« Le 3 novembre 1957, l’URSS envoie le premier être vivant dans l’espace, à bord de l’engin spatial Spoutnik 2. Il s’agit d’une chienne, baptisée Laïka. Trouvée dans la rue, elle était calme et docile. Ce livre raconte son histoire. » Enfant, Almudena Pano pleurait en écoutant la chanson Laïka de Mecano. Avec son timbre aériennement cristallin, Ana Torroja y rendait hommage à ce canidé sacrifié durant la Guerre froide sur l’autel de la course au progrès. Plus de trente-cinq ans plus tard, c’est à présent elle qui nous serre le cœur avec son mélancolique Laïka. De la rue aux étoiles.

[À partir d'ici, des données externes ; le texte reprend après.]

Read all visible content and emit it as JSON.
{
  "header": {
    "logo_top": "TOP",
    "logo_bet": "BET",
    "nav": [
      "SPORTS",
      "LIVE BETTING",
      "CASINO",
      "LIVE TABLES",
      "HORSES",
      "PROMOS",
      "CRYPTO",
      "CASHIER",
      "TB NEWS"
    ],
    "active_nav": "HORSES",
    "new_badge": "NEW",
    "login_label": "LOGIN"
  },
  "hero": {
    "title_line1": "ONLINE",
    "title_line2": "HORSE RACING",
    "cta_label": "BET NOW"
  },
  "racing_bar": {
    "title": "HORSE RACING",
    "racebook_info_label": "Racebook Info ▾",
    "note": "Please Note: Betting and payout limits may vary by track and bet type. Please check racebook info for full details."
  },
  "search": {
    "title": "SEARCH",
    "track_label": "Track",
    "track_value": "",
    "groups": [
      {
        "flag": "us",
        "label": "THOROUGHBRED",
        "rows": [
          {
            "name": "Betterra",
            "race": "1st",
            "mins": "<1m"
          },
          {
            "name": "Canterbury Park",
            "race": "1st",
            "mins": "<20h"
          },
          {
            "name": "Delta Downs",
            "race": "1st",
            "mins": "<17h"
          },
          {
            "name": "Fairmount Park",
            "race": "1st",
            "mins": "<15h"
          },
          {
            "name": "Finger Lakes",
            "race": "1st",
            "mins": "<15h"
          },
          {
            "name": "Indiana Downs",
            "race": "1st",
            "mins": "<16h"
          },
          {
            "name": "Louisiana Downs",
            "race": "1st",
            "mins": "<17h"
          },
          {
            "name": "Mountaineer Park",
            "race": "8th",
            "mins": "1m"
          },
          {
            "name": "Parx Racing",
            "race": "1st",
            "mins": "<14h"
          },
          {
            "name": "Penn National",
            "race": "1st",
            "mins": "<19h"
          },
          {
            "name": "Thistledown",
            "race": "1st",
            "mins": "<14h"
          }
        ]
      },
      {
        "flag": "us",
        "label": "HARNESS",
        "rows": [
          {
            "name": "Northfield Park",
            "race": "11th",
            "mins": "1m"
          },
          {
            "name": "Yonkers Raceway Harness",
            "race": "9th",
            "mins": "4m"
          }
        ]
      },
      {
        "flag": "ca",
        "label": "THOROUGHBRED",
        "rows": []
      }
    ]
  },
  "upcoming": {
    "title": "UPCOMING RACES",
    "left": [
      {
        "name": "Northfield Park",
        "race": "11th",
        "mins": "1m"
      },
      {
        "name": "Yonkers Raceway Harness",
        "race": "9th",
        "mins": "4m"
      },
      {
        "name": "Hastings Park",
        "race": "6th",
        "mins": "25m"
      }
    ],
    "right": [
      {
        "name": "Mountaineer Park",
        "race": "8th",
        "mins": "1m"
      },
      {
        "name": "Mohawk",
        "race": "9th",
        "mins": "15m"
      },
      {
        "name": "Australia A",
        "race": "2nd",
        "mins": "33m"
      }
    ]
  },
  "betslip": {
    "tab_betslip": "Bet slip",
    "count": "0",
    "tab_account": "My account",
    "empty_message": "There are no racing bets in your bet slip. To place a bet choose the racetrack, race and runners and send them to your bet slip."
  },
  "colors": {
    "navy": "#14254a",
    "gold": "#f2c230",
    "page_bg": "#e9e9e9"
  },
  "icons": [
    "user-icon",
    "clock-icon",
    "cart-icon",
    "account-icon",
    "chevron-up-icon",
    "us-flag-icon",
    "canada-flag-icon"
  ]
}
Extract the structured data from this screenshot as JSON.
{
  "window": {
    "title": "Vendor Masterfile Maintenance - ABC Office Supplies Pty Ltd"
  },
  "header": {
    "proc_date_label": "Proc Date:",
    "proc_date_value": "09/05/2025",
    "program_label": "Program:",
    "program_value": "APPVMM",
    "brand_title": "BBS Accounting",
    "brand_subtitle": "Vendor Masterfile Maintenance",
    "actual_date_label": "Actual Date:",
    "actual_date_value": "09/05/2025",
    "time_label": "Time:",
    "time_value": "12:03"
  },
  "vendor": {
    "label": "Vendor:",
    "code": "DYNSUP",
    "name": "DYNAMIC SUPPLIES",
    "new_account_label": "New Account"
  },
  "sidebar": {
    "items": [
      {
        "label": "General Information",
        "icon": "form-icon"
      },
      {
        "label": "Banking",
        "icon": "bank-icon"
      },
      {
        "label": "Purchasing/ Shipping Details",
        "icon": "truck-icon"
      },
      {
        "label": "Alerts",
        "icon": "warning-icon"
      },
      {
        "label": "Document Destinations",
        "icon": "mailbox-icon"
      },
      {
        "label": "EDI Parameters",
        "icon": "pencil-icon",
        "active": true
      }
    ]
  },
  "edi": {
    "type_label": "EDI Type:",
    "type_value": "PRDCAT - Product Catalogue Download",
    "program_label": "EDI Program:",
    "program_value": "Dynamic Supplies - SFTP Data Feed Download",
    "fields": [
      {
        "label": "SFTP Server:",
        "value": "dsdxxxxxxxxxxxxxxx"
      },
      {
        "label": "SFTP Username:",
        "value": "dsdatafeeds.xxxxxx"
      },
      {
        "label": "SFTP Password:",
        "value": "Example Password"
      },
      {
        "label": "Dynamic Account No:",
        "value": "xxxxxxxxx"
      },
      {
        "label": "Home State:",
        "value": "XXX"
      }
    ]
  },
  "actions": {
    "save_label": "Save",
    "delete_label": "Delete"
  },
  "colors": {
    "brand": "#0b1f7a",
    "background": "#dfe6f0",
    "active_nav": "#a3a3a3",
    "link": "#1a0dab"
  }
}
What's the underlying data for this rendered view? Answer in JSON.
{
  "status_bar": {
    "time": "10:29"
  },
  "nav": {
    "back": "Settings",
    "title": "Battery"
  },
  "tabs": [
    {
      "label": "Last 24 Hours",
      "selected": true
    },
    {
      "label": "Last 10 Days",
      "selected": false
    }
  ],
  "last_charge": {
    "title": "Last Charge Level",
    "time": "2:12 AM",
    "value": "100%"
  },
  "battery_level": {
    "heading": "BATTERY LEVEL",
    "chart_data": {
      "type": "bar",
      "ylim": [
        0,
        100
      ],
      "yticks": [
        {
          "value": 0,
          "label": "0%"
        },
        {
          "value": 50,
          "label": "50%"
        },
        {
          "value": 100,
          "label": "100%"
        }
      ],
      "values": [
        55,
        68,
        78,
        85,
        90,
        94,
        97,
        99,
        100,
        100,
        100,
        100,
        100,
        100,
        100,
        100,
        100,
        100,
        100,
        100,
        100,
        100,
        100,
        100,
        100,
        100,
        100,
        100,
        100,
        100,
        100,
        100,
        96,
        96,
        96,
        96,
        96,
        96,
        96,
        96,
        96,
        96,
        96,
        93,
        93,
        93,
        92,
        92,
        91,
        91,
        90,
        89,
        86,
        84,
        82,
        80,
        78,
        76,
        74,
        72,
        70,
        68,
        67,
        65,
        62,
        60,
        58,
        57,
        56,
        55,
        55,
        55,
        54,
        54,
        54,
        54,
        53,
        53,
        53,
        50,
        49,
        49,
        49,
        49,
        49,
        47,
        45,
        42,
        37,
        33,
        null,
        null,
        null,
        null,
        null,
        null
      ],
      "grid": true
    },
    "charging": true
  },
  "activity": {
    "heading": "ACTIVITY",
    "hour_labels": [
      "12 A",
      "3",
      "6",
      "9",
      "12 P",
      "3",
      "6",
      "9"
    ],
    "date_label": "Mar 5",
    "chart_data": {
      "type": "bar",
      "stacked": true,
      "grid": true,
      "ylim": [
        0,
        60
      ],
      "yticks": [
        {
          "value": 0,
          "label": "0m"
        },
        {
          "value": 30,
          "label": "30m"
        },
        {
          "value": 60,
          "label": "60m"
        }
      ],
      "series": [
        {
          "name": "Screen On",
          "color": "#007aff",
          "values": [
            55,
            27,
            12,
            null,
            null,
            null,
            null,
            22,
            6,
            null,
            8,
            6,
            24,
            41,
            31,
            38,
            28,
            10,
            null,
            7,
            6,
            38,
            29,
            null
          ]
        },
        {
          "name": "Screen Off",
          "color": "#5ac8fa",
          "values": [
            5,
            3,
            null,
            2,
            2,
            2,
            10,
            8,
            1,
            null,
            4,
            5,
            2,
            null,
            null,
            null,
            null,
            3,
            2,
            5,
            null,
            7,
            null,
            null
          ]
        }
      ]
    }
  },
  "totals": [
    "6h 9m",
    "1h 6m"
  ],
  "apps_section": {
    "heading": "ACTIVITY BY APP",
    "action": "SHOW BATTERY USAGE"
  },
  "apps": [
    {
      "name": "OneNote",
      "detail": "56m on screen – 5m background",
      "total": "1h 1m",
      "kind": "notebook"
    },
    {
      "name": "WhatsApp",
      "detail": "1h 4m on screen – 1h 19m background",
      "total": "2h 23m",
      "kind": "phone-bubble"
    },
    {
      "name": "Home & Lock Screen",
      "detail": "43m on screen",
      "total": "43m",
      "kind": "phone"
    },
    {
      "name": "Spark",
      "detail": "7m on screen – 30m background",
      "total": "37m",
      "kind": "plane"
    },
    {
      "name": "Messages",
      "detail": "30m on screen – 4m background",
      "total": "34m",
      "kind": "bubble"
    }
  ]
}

Petite bâtarde moscovite d’environ trois ans et six kilos, Laïka menait une existence paisible, « ses journées n’étaient ni courtes ni longues. Elle faisait des siestes là où le sommeil l’attrapait, bercée par les conversations des passants et le ronron des moteurs ». Elle se régalait de blinis au miel, de pirogs salés et de morceaux de bœuf froids abandonnés. Elle se faufilait avec agilité entre les jambes pressées et fatiguées, et flairait les coins plus calmes pour se reposer. Libre et vagabonde, elle se sentait partout chez elle. Tout le contraire d’une « vie de chien », en somme. Et ce qu’elle aimait par-dessus tout, c’était s’absorber dans la contemplation du ciel étoilé, et rêver…
Un soir, son champ de vision s’est rétréci aux dimensions d’un sac à patates, et l’obscurité l’a recouverte. Au sortir du piège, son univers s’était complètement modifié. Quel déboussolement ! De l’agitation électrique, des bruits continus, des appareils bizarres, des expérimentations désagréables, de la nourriture insipide, un rythme imposé, mais pourquoi ? Elle ne comprenait rien de ce qui se tramait autour d’elle, ni pour quelle raison, à certains moments heureux, des mains et des voix la flattaient. Jusqu’à ce qu’un jour une fusée décolle, avec elle jappant de détresse à bord, et que tout s’éclaire… avant de s’éteindre.
Versant Sud Jeunesse, une fois encore, accueille un album d’une fulgurante sensibilité dans son catalogue. Le travail de Pano brille de densité, de rigueur, de beauté. Le point de vue adopté, celui de Laïka, empreint de bonté et de candeur, provoque une empathie immédiate. Nous éprouvons son bonheur initial, puis sa confusion totale, et enfin sa solitude poignante. Ces affects se voient décuplés par l’indifférence dont les humains font preuve à son égard. Que ce soient les scientifiques excités, les gens de pouvoir avides ou les quidams émerveillés, personne ne prend en compte le ressenti et l’intériorité de cet être-objet ne servant qu’à des desseins galactiquement éloignés de son intérêt. Dans une économie de mots parfaite, le texte (en police « soyuz », écho typographique à l’esthétique soviétique) se construit par courtes phrases descriptives, qui jouent avec les ellipses et s’effacent au fil des pages pour laisser place au silence des ultimes planches, créant ainsi un subtil espace d’investissement émotionnel.
Laïka ne demandait rien, et a été embarquée dans une dynamique qui l’a niée et anéantie. Son destin est illustré par Pano avec une douceur dont l’intensité égale la cruauté de son entrée dans l’Histoire. Les couleurs passées (avec en dominantes le bleu et le rose) et la technique « pointilliste » (entre pixellisation et brume) typique de l’artiste fabriquent un écrin ouaté au récit d’abandon. Laïka, pour ne citer qu’elle, dont le pelage-nuage appelle les caresses, est désarmante d’expressivité, alors que ses babines, sa truffe et ses yeux ne sont travaillés qu’au trait noir. Et la poésie de la voûte céleste, telle « une large couverture noire posée là-haut pour nous faire rêver », composée de taches lumineuses, accompagne nos songeries : et si, à côté de la Grande Ourse, nous discernions aussi une Belle Laïka ? Laïka. De la rue aux étoiles, un ouvrage profond, qui aborde une galaxie de questions touchant aux conditions animale… et humaine.